Mit der weiteren Entwicklung wurde dann Papier statt Holz
verwendet und eine Bambuspfeife oder -bogensaite am Drachen
angebracht. Der Wind entlockte diesen dann Töne, was
sich wie das Spielen einer Melodie auf dem traditionellen
chinesischen Musikinstrument „Zheng“ anhörte, deshalb
heißt der Drachen auf Chinesisch auch „fengzheng“, das
bedeutet „Windzheng“.
Das
Steigenlassen von Drachen ist ein beliebtes Spiel. Drachen
werden in verschiedenen Formen und Größen angefertigt,
die größten sind 4 - 5 m hoch. Und mehr als zehn
Menschen können sie gemeinsam steigenlassen.
Das
Herstellen von Drachen ist ein besonderes Kunsthandwerk. Rund
300 verschiedene Formen waren in der Ausstellung zu sehen,
die letztes Jahr im Sommerpalast in Beijing stattfand. Es
gab Feen, den Affenkönig Sun Wukong, Blumen, Vögel,
Fische, Insekten, Schmetterlinge, Goldfische, Falken, Habichte,
Lerchen, Feldmäuse, Libellen usw. - alle auf ihren Trageflächen
schön und lebensecht bemalt.
In
China gibt es zwei Formen von Drachen, die sich in ihrem Gerüst
unterscheiden, und zwar die „trennbaren Drachen“ (mit beweglichen
Flügeln) und die „nichtrennbaren Drachen“ (mit unbeweglichen
Flügeln).
Bei
den trennbaren Drachen können die Flügel vom Gerüst getrennt
oder zusammengeklappt werden. Solche Drachen können in
eine Schachtel gepackt und Verwandten oder Freunden in weiter
Ferne geschickt werden. Beim Aufsteigen können diese
Drachen mit ihren Flügeln schlagen. Bei den nichttrennbaren
Drachen sind dagegen alle Gerüstteile, auch Kopf und Flügel,
sehr stabil. Bei starkem Wind können sie sehr hoch steigen,
und falls einmal die Leine gerissen ist, sehr weit schweben,
In
China gibt es mehrere Fabriken, die Drachen herstellen, z.B.

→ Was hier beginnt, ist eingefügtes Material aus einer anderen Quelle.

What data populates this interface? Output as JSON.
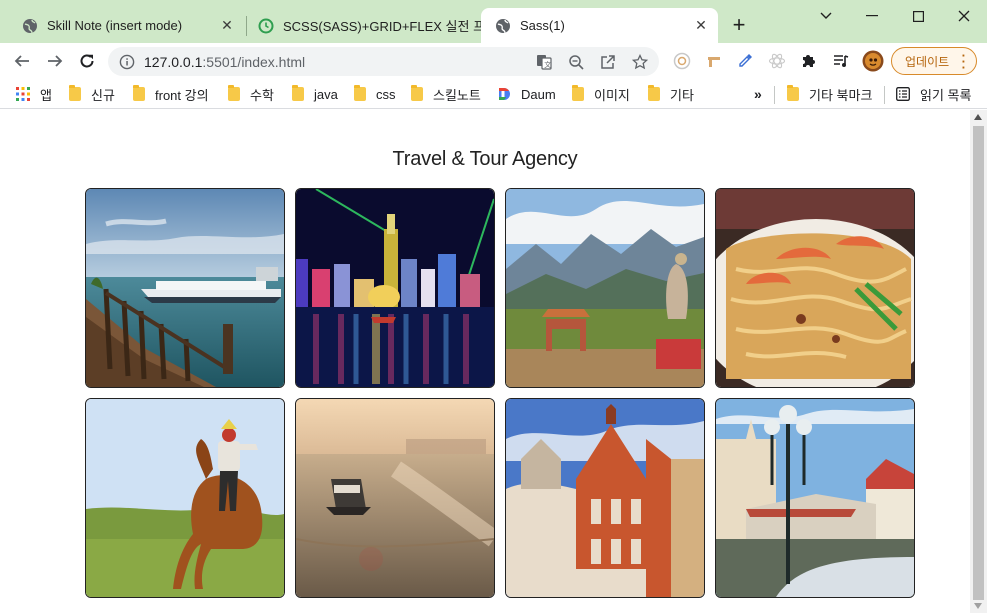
{
  "tabs": [
    {
      "title": "Skill Note (insert mode)",
      "active": false
    },
    {
      "title": "SCSS(SASS)+GRID+FLEX 실전 프",
      "active": false
    },
    {
      "title": "Sass(1)",
      "active": true
    }
  ],
  "toolbar": {
    "url_host": "127.0.0.1",
    "url_path": ":5501/index.html",
    "update_label": "업데이트"
  },
  "bookmarks": {
    "items": [
      "앱",
      "신규",
      "front 강의",
      "수학",
      "java",
      "css",
      "스킬노트",
      "Daum",
      "이미지",
      "기타"
    ],
    "overflow": "»",
    "other": "기타 북마크",
    "reading_list": "읽기 목록"
  },
  "page": {
    "title": "Travel & Tour Agency",
    "images": [
      "pier-boat",
      "night-skyline",
      "temple-mountains",
      "pad-thai",
      "horse-rider",
      "river-ship",
      "gothic-building",
      "plaza-lamppost"
    ]
  },
  "colors": {
    "tabstrip": "#cfe8c8",
    "update_accent": "#d88a2a"
  }
}
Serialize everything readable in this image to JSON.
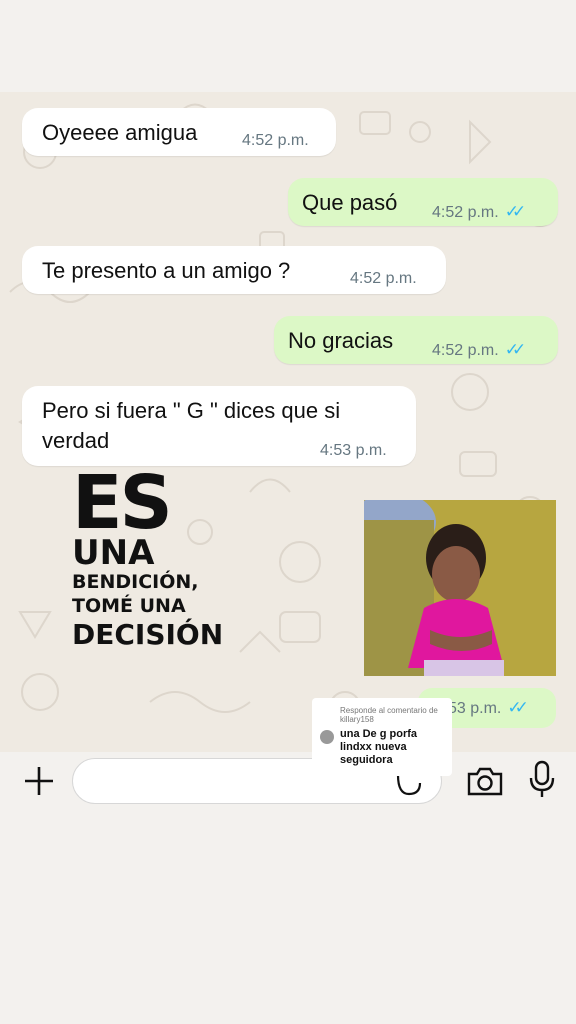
{
  "messages": [
    {
      "text": "Oyeeee amigua",
      "time": "4:52 p.m.",
      "dir": "in"
    },
    {
      "text": "Que pasó",
      "time": "4:52 p.m.",
      "dir": "out",
      "read": true
    },
    {
      "text": "Te presento a un amigo ?",
      "time": "4:52 p.m.",
      "dir": "in"
    },
    {
      "text": "No gracias",
      "time": "4:52 p.m.",
      "dir": "out",
      "read": true
    },
    {
      "text_line1": "Pero si fuera \" G \" dices que si",
      "text_line2": "verdad",
      "time": "4:53 p.m.",
      "dir": "in"
    }
  ],
  "sticker": {
    "line1": "ES",
    "line2": "UNA",
    "line3": "BENDICIÓN,",
    "line4": "TOMÉ UNA",
    "line5": "DECISIÓN"
  },
  "photo_message": {
    "time_visible": "53 p.m.",
    "read": true,
    "image": "crying-girl-photo"
  },
  "reply_overlay": {
    "header": "Responde al comentario de",
    "user": "killary158",
    "text_line1": "una De g porfa",
    "text_line2": "lindxx nueva",
    "text_line3": "seguidora"
  },
  "icons": {
    "plus": "plus-icon",
    "sticker": "sticker-icon",
    "camera": "camera-icon",
    "mic": "microphone-icon"
  },
  "colors": {
    "outgoing": "#dcf8c6",
    "incoming": "#ffffff",
    "ticks": "#34b7f1",
    "time": "#667781"
  }
}
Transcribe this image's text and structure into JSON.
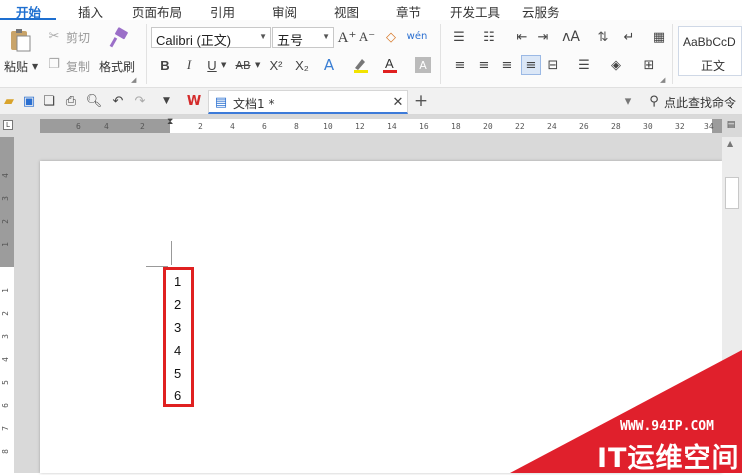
{
  "menubar": {
    "tabs": [
      "开始",
      "插入",
      "页面布局",
      "引用",
      "审阅",
      "视图",
      "章节",
      "开发工具",
      "云服务"
    ],
    "active_tab": "开始"
  },
  "ribbon": {
    "clipboard": {
      "paste": "粘贴",
      "cut": "剪切",
      "copy": "复制",
      "format_painter": "格式刷"
    },
    "font": {
      "family": "Calibri (正文)",
      "size": "五号",
      "bold": "B",
      "italic": "I",
      "underline": "U",
      "strikethrough": "AB",
      "superscript": "X²",
      "subscript": "X₂"
    },
    "styles": {
      "preview": "AaBbCcD",
      "name": "正文"
    }
  },
  "quickbar": {
    "document_tab": "文档1 *",
    "search": "点此查找命令"
  },
  "ruler": {
    "horizontal_ticks": [
      "6",
      "4",
      "2",
      "2",
      "4",
      "6",
      "8",
      "10",
      "12",
      "14",
      "16",
      "18",
      "20",
      "22",
      "24",
      "26",
      "28",
      "30",
      "32",
      "34"
    ],
    "vertical_ticks": [
      "4",
      "3",
      "2",
      "1",
      "1",
      "2",
      "3",
      "4",
      "5",
      "6",
      "7",
      "8"
    ]
  },
  "document": {
    "lines": [
      "1",
      "2",
      "3",
      "4",
      "5",
      "6"
    ],
    "highlight_color": "#e02020"
  },
  "watermark": {
    "url": "WWW.94IP.COM",
    "title": "IT运维空间",
    "color": "#e0202c"
  }
}
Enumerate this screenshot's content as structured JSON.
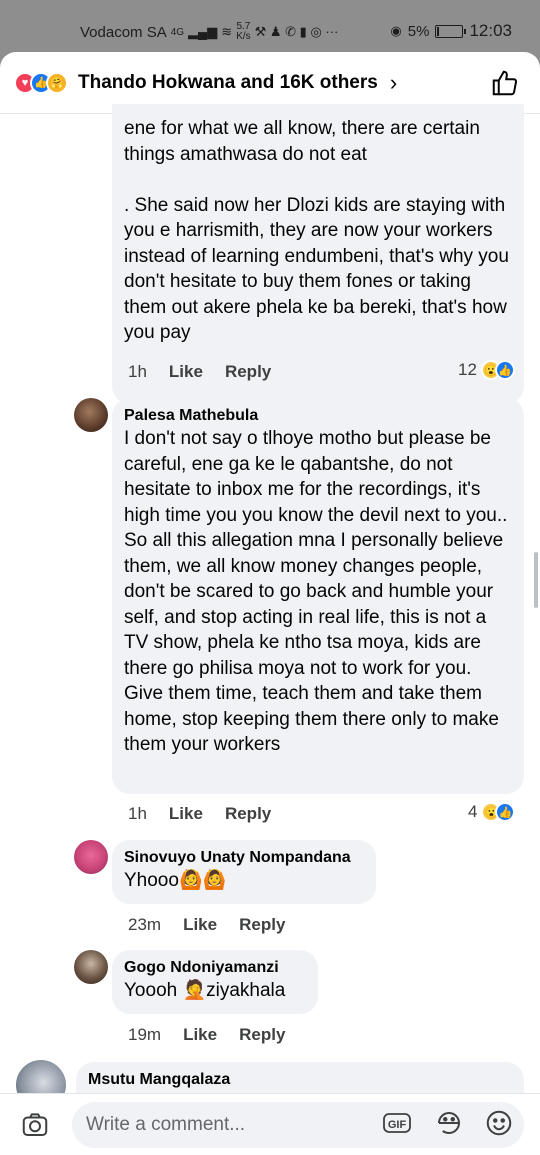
{
  "status_bar": {
    "carrier": "Vodacom SA",
    "network": "4G",
    "speed": "5.7\nK/s",
    "battery": "5%",
    "battery_level": 0.05,
    "time": "12:03"
  },
  "header": {
    "reaction_icons": [
      "heart-icon",
      "like-icon",
      "care-icon"
    ],
    "title": "Thando Hokwana and 16K others"
  },
  "comments": [
    {
      "author": "",
      "text": "ene for what we all know, there are certain things amathwasa do not eat\n\n. She said now her Dlozi kids are staying with you e harrismith, they are now your workers instead of learning endumbeni, that's why you don't hesitate to buy them fones or taking them out akere phela ke ba bereki, that's how you pay",
      "time": "1h",
      "like": "Like",
      "reply": "Reply",
      "reactions": "12"
    },
    {
      "author": "Palesa Mathebula",
      "text": "I don't not say o tlhoye motho but please be careful, ene ga ke le qabantshe, do not hesitate to inbox me for the recordings, it's high time you you know the devil next to you.. So all this allegation mna I personally believe them, we all know money changes people, don't be scared to go back and humble your self, and stop acting in real life, this is not a TV show, phela ke ntho tsa moya, kids are there go philisa moya not to work for you. Give them time, teach them and take them home, stop keeping them there only to make them your workers",
      "time": "1h",
      "like": "Like",
      "reply": "Reply",
      "reactions": "4"
    },
    {
      "author": "Sinovuyo Unaty Nompandana",
      "text": "Yhooo🙆🙆",
      "time": "23m",
      "like": "Like",
      "reply": "Reply"
    },
    {
      "author": "Gogo Ndoniyamanzi",
      "text": "Yoooh 🤦ziyakhala",
      "time": "19m",
      "like": "Like",
      "reply": "Reply"
    },
    {
      "author": "Msutu Mangqalaza",
      "text": ""
    }
  ],
  "composer": {
    "placeholder": "Write a comment...",
    "gif_label": "GIF"
  },
  "colors": {
    "bubble": "#f0f2f5",
    "like_blue": "#1877f2",
    "heart_red": "#f33e58",
    "status_gray": "#8e8e8e"
  }
}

die Fabrik Yangliuqing in Tianjin, die sehr bekannt ist. Sie
fertigt jährlich 180 000 Drachen an und beliefert mehr
als zwanzig Länder und Regionen.
Das
Klima und die Gebräuche sind in den verschiedenen Teilen
Chinas sehr verschieden, und dementsprechend variieren auch
die Zeiten, zu denen man Drachen steigen lässt. Außer
im Frühling läßt man an manchen Orten auch im Juli,
August und Oktober Drachen steigen. Einige Leute bevorzugen
den Abend. Sie hängen an die Drachenleine kleine rote
Lampions mit brennenden Kerzen, manchmal kann man bis zu hundert
Lampions zählen. Steigen die Drachen dann gegen den Wind
auf, sieht das herrlich aus.
(Aus
„China im Aufbau“, Nr. 4, 1980)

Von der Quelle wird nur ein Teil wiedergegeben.